Magic Leap has finally taken huge strides in the development of 3D virtual object perception. However, the “massive leap” has been achieved with a pair of goggles that aren’t particularly attractive.
$2 billion in funding and years of planning has resulted in a product that presents augmented reality in all its beauty, making 3D virtual objects feel more tangible than ever.
AR is a technology that has been worked on for a while, with many realizing the potential it has. What Magic Leap is doing is manipulating light and shadow (light fields) to blur our perception of what is real and what isn’t.

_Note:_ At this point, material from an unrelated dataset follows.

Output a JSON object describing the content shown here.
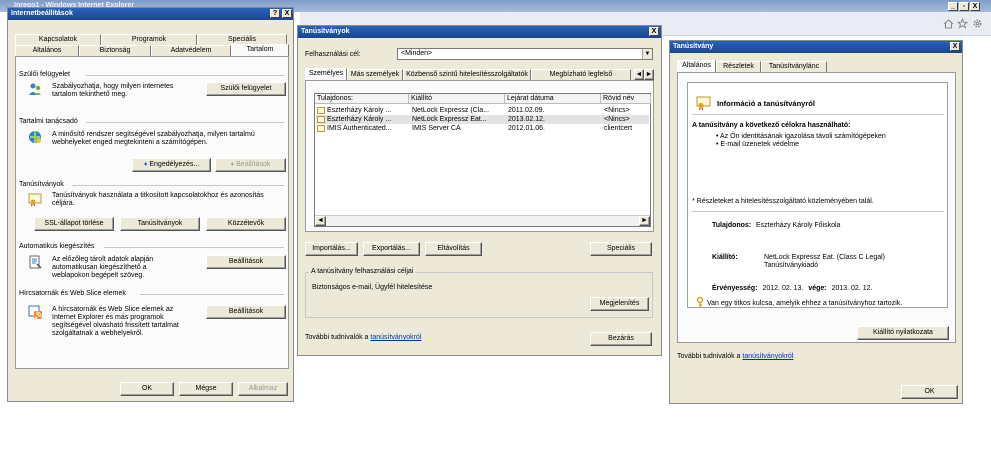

“Light field” is a term first coined in 1936 and alludes to the idea of how light bounces off objects. Until today, cameras and display screens have only touched the surface of light fields, while the human eye has a much wider scope of this.
Rony Abovitz, the founder of Magic Leap, believes that an artificial light field could be seen if part of the normal light field is isolated. On the flip side, stereoscopic 3D technology has been used for a long time.
From the carnival slide shows of the late 19th century through to the blue and red 3D glasses used in cinemas, the tech has finally taken a new turn with these goggles.
Magic Leap aims to breaks the rules that have previously been established with 3D viewing. However, it’s going to be a challenge explaining the technology to the public without coming across as “uncool.”
What Magic Leap has to do is be confident in its product, not be afraid of how it looks and trust the audience to appreciate the technology for what it is. One thing is for sure, the investors are certainly confident about the goggles. We are also looking forward to trying them on.